However, they noted that domestic workers were hopeful that recruitment agencies will now be forced to closely monitor the employment situation of new recruits from overseas in order to stop employers from cancelling contracts for the crucial nine months. But they are concerned about workers who renewed their contracts with the same employers and those who have transferred locally, and wondered if the agency will still be responsible for them.
The lack of clarity on the new regulations by those most affected by the new decision is telling — the ministry stated that this decision was taken following several consultative meetings with recruitment agents, but does not mention any discussions with domestic workers themselves.
While employers now have greater latitude to end contracts, domestic workers do not, and may now encounter more hurdles to job mobility. On paper, Qatar’s recent reforms removed the requirement for workers to obtain permission from employers to change jobs and allowed workers to change jobs at any point during their contract without incurring any penalties. If the job change occurs during the probation period, the new employer must compensate the old employer for expenses incurred for recruitment, but not exceeding one month of salary. This requirement does not apply after the probation period or if the worker has been recruited locally.

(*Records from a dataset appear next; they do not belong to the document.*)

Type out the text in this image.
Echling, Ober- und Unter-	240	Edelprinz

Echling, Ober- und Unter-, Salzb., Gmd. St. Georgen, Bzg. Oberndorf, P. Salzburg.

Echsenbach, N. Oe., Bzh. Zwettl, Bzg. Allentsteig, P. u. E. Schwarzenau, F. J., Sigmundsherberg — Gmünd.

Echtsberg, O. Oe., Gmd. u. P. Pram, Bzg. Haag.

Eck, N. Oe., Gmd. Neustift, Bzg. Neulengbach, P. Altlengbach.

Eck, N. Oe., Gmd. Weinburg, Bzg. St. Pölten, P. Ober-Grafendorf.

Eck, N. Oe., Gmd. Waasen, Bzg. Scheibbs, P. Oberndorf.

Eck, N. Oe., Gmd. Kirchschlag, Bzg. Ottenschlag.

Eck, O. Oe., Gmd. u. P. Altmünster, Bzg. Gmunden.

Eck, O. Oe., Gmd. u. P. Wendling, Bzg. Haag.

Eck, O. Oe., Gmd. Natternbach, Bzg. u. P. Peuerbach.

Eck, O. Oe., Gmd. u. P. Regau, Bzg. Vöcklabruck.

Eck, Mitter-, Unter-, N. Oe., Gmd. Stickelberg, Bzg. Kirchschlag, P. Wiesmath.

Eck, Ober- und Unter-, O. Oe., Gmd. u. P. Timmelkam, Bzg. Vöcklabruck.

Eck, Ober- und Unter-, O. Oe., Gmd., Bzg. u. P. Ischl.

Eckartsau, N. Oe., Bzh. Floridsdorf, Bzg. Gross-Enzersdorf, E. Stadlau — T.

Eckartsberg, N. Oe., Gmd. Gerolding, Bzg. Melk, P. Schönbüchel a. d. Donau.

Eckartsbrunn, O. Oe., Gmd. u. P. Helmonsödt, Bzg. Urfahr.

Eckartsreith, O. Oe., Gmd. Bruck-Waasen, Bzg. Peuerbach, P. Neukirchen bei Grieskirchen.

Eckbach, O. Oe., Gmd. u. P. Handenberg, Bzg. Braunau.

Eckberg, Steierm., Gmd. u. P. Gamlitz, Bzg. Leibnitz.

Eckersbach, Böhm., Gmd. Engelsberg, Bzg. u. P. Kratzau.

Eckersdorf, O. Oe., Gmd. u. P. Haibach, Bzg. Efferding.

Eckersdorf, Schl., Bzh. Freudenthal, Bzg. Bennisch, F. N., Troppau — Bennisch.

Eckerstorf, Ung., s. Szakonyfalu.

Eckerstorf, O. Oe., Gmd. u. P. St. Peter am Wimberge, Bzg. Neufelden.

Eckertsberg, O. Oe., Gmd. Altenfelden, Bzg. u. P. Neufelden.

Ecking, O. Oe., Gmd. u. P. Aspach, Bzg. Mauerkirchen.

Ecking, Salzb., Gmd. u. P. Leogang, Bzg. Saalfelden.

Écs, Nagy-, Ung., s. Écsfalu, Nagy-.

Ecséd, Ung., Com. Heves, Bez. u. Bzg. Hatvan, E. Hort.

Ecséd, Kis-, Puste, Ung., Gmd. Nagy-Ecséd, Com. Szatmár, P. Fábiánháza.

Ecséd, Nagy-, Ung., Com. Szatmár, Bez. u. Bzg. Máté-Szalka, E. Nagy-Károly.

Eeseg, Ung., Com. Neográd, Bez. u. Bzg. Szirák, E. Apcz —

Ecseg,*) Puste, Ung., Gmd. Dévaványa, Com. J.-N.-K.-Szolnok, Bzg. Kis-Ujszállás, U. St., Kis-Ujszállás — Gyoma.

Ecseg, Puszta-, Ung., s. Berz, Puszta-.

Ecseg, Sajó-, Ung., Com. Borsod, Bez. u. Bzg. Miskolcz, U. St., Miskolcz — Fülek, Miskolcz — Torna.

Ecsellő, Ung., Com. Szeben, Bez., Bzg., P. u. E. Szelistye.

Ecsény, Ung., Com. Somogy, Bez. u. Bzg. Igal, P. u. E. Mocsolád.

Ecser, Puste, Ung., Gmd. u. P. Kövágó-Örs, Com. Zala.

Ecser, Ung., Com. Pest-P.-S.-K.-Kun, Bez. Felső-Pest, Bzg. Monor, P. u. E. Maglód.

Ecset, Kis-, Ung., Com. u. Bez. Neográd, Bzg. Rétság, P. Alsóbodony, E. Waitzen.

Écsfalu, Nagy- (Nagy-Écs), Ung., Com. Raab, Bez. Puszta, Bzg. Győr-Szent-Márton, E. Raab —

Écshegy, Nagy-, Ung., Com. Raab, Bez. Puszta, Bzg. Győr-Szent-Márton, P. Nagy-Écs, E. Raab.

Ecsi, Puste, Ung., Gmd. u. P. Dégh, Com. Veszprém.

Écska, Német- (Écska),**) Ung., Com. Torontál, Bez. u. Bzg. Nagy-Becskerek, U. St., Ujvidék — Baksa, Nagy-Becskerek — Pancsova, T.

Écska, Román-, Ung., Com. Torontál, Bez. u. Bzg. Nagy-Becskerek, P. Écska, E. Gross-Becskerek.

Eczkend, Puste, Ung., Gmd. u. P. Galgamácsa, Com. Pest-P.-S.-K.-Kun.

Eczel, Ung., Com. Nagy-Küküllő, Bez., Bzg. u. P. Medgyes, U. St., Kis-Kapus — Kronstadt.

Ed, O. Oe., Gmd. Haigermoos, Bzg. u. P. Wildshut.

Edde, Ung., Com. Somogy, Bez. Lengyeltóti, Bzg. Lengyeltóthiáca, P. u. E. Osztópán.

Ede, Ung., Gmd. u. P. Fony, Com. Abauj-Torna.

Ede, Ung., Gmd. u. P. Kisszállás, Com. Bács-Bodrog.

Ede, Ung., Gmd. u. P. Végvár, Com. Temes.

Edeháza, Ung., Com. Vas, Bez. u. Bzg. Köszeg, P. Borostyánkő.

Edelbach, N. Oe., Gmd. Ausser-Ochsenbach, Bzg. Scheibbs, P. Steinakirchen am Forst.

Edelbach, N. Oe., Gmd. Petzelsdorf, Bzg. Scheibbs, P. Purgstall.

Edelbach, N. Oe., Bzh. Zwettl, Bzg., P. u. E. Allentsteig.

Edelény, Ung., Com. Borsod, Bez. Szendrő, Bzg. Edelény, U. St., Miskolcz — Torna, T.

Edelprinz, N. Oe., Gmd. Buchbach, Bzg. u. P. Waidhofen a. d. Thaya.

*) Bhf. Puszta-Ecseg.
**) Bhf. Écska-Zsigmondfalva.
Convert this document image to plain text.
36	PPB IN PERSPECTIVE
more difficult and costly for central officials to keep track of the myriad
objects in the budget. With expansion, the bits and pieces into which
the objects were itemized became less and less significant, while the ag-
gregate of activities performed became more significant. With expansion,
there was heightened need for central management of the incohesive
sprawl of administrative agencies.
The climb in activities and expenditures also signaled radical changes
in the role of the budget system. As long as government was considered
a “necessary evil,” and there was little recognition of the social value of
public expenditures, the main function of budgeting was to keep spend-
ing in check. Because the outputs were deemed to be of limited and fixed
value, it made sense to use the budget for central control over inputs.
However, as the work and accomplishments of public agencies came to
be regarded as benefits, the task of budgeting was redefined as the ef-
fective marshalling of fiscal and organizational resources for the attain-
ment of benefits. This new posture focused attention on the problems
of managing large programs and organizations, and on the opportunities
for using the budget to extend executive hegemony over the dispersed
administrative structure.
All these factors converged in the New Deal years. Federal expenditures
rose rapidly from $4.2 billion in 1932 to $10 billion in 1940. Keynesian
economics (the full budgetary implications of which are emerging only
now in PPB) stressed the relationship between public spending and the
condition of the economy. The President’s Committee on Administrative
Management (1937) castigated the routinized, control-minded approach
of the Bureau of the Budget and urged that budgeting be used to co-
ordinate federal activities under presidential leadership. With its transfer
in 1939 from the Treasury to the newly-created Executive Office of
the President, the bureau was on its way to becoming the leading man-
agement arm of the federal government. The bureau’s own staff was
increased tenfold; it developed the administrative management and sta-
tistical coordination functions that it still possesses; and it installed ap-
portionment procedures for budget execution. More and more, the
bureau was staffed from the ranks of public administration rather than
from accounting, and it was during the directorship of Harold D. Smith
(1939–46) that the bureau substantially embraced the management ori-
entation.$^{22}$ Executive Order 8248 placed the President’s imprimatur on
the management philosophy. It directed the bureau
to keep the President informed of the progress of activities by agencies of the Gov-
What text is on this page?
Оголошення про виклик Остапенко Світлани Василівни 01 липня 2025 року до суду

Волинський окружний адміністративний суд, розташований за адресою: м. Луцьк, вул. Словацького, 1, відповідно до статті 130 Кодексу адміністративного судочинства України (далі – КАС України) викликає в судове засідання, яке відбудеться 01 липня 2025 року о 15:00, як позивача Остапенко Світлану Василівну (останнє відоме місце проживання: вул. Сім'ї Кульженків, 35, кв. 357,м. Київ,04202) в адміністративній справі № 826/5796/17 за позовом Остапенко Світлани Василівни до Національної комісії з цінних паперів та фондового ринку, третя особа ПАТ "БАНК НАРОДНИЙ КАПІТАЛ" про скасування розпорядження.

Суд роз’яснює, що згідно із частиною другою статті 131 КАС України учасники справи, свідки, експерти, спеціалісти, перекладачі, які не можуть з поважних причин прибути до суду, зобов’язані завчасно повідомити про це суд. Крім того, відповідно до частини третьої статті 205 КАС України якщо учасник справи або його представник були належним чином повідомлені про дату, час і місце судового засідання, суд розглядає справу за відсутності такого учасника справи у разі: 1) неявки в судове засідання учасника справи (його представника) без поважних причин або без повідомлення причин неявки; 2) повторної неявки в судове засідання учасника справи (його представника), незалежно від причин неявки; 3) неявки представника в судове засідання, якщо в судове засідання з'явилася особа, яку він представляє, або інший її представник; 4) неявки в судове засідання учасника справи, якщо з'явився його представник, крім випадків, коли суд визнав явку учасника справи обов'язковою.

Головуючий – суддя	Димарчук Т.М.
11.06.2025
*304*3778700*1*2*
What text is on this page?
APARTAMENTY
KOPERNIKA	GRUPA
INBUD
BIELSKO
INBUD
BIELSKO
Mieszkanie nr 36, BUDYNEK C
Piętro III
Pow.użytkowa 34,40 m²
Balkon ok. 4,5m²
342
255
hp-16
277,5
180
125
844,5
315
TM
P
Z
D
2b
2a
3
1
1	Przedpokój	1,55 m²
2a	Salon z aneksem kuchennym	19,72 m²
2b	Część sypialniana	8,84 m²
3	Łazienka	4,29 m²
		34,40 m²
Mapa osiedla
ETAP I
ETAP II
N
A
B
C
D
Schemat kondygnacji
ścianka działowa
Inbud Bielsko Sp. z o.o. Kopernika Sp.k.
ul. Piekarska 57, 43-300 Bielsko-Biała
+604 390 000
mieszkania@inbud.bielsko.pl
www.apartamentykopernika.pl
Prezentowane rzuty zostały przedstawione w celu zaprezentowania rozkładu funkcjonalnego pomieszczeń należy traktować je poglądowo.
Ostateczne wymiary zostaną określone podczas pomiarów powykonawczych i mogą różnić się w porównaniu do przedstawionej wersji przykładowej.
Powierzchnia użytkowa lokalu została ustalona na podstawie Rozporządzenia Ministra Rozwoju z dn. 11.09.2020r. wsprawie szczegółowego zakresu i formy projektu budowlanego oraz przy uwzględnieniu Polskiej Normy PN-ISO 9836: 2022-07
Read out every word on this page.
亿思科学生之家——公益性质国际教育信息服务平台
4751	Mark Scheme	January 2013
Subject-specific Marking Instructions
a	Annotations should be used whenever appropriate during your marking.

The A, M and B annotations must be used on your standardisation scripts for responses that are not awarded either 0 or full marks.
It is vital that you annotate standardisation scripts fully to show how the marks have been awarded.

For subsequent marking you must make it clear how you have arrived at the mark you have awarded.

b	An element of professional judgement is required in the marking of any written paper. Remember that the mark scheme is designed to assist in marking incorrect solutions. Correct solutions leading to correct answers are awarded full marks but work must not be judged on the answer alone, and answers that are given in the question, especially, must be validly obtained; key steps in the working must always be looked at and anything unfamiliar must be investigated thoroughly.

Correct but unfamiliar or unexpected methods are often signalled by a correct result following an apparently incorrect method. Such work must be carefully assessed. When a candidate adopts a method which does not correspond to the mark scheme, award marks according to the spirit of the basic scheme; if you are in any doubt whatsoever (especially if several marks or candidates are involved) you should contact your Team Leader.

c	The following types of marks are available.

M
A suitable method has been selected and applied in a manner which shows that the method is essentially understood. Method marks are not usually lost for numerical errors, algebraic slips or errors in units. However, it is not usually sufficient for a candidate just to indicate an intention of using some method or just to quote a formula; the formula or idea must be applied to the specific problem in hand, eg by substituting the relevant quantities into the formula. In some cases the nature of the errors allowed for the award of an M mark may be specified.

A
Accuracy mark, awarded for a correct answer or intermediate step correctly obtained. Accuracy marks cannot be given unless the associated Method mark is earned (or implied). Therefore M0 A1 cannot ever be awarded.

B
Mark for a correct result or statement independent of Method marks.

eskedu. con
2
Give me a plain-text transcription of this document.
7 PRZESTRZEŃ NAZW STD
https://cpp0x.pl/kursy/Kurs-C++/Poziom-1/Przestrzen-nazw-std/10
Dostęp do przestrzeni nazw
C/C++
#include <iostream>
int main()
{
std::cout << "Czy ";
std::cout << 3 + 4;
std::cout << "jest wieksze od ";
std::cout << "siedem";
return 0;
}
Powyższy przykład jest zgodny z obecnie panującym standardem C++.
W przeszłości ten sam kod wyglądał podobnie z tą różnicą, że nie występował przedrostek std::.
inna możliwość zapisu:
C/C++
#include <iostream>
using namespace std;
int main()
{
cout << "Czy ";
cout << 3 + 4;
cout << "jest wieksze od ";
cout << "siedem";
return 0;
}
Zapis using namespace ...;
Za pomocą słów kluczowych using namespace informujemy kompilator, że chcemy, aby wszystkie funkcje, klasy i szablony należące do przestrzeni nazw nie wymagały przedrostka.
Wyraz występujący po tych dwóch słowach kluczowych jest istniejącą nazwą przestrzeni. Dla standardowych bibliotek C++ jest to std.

For domestic workers especially, actually changing jobs remained a difficult undertaking. The extended probation will likely create greater obstacles to employment mobility, tipping the scales of power between worker and employer further imbalance.
Official comments on the reforms make clear that employers’ rights are being prioritised at the expense of workers. In a statement, the Ministry commits to “relieving the burdens on the family in the Qatari society... arising from the breach of employment contracts or the runaway by domestic workers.” Though workers who “run away” most often do so because of poor working conditions, and even then generally as a last resort — when attempts to seek help or change jobs fail. That leaving one’s place of employment is construed as “running away” epitomizes the stranglehold of employers over domestic workers. Yet, employers are portrayed as victims to be safeguarded against the very conditions they create, conditions which are enabled by the legal system.
As Migrant-Rights.org reports frequently chronicle, domestic workers encounter a myriad of vulnerabilities due to the nature and conditions of their employment. While the cost of recruiting a worker from abroad is prohibitive for the employers, the solution to protecting their fiscal rights cannot stem from the restrictions of the basic rights of the domestic worker.